Karma Nanglu, a postdoctoral researcher in the Department of Organismic and Evolutionary Biology at Harvard University, says his favorite animal is whichever one he’s working on at the time. His most recent research, however, focuses on an animal that may keep its place as his favorite for a while: an extraordinary 500-million-year-old fossil from a fascinatingly bizarre group of marine invertebrates known as tunicates.
Nanglu’s research, published in the journal Nature Communications, describes this ancient specimen, named Megasiphon thylakos, and provides a surprising insight into the early evolution of tunicates. “This animal is as exciting a discovery as some of the stuff I found when hanging off a cliffside of a mountain, or jumping out of a helicopter. It’s just as cool,” said Nanglu.
Tunicates, commonly known as sea squirts, are unusual creatures that come in a range of shapes and sizes and have diverse lifestyles. An adult tunicate typically has a barrel-like shape with two siphons, or tubes, projecting from its body. One of these siphons draws in water, complete with food particles, allowing the animal to feed through an internal filter. After feeding, the second siphon expels the water.
Although these tunicates are our closest invertebrate relatives, their life cycle is nothing short of astounding. Nanglu explained, “This idea that they begin as tadpole-looking larva that, when ready to develop, basically headbutts a rock, sticks to it, and begins to metamorphosis by reabsorbing its own tail to transform into this being with two siphons is just awe-inspiring.”
The tunicate family tree branches into two main lineages, the ascidiaceans, which are sessile (non-moving), and the mobile appendicularias. Most ascidiaceans begin life resembling tadpoles before metamorphosing into barrel-shaped adults, leading stationary lives attached to the seafloor. By contrast, appendicularians maintain their tadpole-like appearance into adulthood, freely swimming in upper waters.

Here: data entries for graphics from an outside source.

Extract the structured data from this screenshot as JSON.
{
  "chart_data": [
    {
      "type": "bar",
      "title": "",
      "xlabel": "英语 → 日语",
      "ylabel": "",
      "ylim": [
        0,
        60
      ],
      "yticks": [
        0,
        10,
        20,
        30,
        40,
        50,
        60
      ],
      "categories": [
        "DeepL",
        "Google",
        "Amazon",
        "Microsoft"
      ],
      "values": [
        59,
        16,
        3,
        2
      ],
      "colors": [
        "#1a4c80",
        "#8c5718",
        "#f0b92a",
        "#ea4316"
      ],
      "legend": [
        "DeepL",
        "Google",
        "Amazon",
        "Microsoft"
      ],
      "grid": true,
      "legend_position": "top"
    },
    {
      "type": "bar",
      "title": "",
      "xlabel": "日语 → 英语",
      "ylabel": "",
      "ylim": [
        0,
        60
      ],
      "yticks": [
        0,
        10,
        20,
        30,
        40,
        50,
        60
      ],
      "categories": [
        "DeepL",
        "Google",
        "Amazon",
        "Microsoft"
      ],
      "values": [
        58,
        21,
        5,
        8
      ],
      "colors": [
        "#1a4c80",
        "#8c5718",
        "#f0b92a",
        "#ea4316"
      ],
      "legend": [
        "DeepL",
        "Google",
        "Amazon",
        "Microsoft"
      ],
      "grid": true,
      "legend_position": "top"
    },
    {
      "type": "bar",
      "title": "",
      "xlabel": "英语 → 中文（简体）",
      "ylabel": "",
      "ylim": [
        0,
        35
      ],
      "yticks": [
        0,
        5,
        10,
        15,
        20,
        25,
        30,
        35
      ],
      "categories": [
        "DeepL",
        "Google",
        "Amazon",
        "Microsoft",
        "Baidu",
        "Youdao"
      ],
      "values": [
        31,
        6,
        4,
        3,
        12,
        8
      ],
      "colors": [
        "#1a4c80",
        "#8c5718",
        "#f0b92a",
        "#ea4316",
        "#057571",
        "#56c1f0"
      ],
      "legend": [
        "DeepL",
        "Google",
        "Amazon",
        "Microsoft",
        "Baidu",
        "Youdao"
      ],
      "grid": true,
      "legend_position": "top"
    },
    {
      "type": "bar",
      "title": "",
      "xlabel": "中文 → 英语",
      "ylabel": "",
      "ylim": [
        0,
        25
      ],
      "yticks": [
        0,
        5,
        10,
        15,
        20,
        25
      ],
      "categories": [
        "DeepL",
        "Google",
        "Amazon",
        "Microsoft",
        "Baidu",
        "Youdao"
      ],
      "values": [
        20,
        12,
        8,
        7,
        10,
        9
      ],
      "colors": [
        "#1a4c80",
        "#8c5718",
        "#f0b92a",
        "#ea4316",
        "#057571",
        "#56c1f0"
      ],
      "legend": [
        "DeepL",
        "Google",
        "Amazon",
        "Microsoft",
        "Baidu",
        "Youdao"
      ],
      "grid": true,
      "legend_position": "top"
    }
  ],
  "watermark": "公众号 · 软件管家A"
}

Interestingly, tunicates are more closely related to vertebrates, which includes species ranging from fish to humans, than to any other invertebrate group. The tadpole stage of tunicates provides a glimpse into this unexpected connection, offering crucial insights into our own evolutionary origins. However, this has been challenging as tunicates have left only a scant presence in the fossil record.
M. thylakos was unearthed from the middle Cambrian Marjum Formation in Utah, the oldest known fossil of its kind and the only definitive tunicate fossil with preserved soft tissue to date. It displays all the hallmarks of an ascidian tunicate – a barrel-shaped body and two prominent siphon-like growths. However, the most intriguing feature was the dark bands running along the fossil’s body.
Using high-resolution imaging, Nanglu and his colleagues compared M. thylakos to a modern ascidian species, Ciona. The similarities between the dark bands of the fossil and the muscles that allow modern tunicates to control their siphons were remarkable.
“Megasiphon’s morphology suggests to us that the ancestral lifestyle of tunicates involved a non-moving adult that filter fed with its large siphons,” Nanglu explained.
The fossil was identified as a tunicate by co-authors Rudy Lerosey-Aubril and Professor Javier Ortega-Hernández, both from Harvard’s Department of Organismic and Evolutionary Biology. They discovered the fossil while visiting the Utah Museum of Natural History (UMNH) in 2019.
“The fossil immediately caught our attention…the close morphological similarity of Megasiphon with modern tunicates was simply too striking to overlook, and we immediately knew that the fossil would have an interesting story to tell,” said Ortega-Hernández.
The fossil’s age, approximately 500 million years, places it in the era following the Cambrian Explosion, a pivotal moment in Earth’s history when most major animal groups appeared in the fossil record for the first time, radically transforming marine ecosystems. Yet, tunicates are conspicuously absent in Cambrian rocks, despite their diversity and abundance in modern oceans.
According to molecular clock estimates, ascidian tunicates originated about 450 million years ago. The older M. thylakos fossil, therefore, offers a unique glimpse into the anatomy and evolutionary history of ancient tunicates, suggesting that most features of modern tunicates were already established shortly after the Cambrian Explosion.
“Given the exceptional quality of preservation and the age of the fossil, we can actually say quite a bit about the evolutionary history of the tunicates,” said Nanglu.
With hundreds of new fossils collected this spring, the researchers believe that the Marjum Formation is far from revealing all of its secrets, and they eagerly await the surprises that may be in store.